In 2004 Amy Wallace and Larisa Mishina presented their thesis, “Relations between the Use of Puppetry in the Classroom, Student Attention and Student Involvement.” The thesis highlighted the benefits of puppetry in the classroom, including such benefits as increased attention span and higher retention of information. Since then, very little has been researched on puppetry in terms of educational implementation, best practices and overall effectiveness. Very little, that is, until now.
In her pioneering new book Finger Plays For Optimum Brain Development In The Young Child (published by AuthorHouse), Dr. Carole D. Hillman distills her 30+ years as an educator into a resource guide chock-full of practical, well-researched activities and practices for the at-home or at-school teacher.
In Finger Plays For Optimum Brain Development In The Young Child, Hillman shows how by using finger plays teachers can provide young learners with opportunities to strengthen their motor and language development, as well as positive self-esteem and memory development.

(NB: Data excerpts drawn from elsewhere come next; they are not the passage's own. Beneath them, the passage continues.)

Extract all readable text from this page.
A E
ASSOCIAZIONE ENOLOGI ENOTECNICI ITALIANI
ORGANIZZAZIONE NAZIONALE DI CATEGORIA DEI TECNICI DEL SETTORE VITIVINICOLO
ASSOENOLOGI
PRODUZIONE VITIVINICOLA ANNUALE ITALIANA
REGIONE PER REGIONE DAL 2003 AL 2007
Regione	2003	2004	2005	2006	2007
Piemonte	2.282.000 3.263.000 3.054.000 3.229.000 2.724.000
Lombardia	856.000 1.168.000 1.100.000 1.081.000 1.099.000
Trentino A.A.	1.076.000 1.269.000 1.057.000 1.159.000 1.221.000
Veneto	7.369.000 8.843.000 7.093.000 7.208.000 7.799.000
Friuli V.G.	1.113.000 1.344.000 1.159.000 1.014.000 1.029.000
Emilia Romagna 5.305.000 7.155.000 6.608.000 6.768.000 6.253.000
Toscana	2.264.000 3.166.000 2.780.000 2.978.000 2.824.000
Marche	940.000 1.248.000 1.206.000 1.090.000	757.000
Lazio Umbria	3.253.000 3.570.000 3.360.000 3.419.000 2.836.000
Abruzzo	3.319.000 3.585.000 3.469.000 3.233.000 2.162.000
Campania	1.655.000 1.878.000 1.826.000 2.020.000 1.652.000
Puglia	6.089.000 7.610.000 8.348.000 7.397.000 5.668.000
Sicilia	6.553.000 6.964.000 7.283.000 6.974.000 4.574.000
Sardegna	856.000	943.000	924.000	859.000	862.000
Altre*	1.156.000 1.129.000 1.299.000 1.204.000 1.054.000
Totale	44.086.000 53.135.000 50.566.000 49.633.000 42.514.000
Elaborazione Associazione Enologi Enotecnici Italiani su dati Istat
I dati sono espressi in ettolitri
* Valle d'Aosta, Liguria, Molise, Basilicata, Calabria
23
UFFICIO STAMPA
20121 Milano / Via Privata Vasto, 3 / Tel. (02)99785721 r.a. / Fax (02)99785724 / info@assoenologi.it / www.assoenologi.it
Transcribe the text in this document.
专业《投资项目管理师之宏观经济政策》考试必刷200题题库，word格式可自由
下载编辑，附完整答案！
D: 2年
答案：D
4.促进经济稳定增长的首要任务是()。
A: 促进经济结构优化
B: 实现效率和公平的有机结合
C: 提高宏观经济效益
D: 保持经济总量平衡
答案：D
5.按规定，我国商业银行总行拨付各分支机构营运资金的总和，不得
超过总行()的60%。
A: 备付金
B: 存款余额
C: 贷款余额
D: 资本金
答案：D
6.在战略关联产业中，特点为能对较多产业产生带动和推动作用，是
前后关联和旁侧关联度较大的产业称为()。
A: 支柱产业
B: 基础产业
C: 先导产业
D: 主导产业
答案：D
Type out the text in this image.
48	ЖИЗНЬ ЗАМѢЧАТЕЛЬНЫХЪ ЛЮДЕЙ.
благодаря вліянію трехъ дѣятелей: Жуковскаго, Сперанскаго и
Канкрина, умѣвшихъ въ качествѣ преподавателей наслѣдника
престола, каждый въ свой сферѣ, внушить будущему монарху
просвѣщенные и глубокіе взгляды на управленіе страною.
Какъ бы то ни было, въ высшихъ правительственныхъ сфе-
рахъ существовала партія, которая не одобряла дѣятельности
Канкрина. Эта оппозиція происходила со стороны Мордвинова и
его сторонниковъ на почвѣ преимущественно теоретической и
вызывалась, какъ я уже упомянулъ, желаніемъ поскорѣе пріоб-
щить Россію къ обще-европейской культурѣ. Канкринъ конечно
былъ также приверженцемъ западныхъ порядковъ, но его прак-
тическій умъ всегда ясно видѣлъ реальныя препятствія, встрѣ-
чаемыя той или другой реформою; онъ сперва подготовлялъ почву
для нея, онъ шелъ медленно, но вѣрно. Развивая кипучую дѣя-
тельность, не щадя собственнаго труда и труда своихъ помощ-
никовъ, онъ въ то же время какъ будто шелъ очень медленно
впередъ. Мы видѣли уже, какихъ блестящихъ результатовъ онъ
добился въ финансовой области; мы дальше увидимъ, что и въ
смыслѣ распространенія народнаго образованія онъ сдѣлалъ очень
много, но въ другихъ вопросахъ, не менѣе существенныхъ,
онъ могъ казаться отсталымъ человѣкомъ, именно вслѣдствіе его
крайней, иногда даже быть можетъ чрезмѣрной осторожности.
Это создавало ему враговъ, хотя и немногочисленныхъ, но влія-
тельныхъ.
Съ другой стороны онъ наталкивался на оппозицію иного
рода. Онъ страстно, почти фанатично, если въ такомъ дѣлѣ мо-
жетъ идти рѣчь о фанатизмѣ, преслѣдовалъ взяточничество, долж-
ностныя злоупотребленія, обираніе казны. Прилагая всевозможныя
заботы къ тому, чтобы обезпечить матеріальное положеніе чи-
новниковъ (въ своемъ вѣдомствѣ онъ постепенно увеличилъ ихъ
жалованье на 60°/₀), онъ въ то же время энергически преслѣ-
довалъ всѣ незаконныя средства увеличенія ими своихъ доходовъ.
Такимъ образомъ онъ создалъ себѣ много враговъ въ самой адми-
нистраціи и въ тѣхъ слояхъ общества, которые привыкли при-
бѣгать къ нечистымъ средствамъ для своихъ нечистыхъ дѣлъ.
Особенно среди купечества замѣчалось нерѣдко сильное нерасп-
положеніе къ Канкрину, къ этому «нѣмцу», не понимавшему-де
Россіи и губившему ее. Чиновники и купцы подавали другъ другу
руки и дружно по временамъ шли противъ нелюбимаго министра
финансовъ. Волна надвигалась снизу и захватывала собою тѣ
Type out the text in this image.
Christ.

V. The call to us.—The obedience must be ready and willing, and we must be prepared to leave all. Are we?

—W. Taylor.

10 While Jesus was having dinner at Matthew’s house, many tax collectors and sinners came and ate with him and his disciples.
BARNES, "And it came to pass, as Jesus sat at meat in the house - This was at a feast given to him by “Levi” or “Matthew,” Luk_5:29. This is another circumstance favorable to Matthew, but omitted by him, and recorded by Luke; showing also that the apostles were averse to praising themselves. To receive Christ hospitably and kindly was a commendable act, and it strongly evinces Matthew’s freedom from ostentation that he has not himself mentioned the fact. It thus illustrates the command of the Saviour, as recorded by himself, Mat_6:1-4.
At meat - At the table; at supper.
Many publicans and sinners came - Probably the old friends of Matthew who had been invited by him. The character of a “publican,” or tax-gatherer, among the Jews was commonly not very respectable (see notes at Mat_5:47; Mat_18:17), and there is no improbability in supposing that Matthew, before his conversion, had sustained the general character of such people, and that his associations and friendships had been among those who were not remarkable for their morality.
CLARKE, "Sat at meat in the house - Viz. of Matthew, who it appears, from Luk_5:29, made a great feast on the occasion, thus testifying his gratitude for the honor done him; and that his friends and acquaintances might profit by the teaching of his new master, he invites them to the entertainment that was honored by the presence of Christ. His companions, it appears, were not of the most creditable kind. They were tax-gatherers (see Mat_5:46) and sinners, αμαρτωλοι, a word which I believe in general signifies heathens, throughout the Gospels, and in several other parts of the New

“In addition to providing assistance for learners in areas of perceptual motor development, finger plays may also be used as a direct teaching tool involving behavioral as well as academic development,” says Hillman. “Instead of asking learners to be quiet when getting ready for an activity the teacher or parent may, instead, utilize a creative finger play to gain attention. These transitions help keep the learners focused upon the expected task and directed away from other extraneous activities.”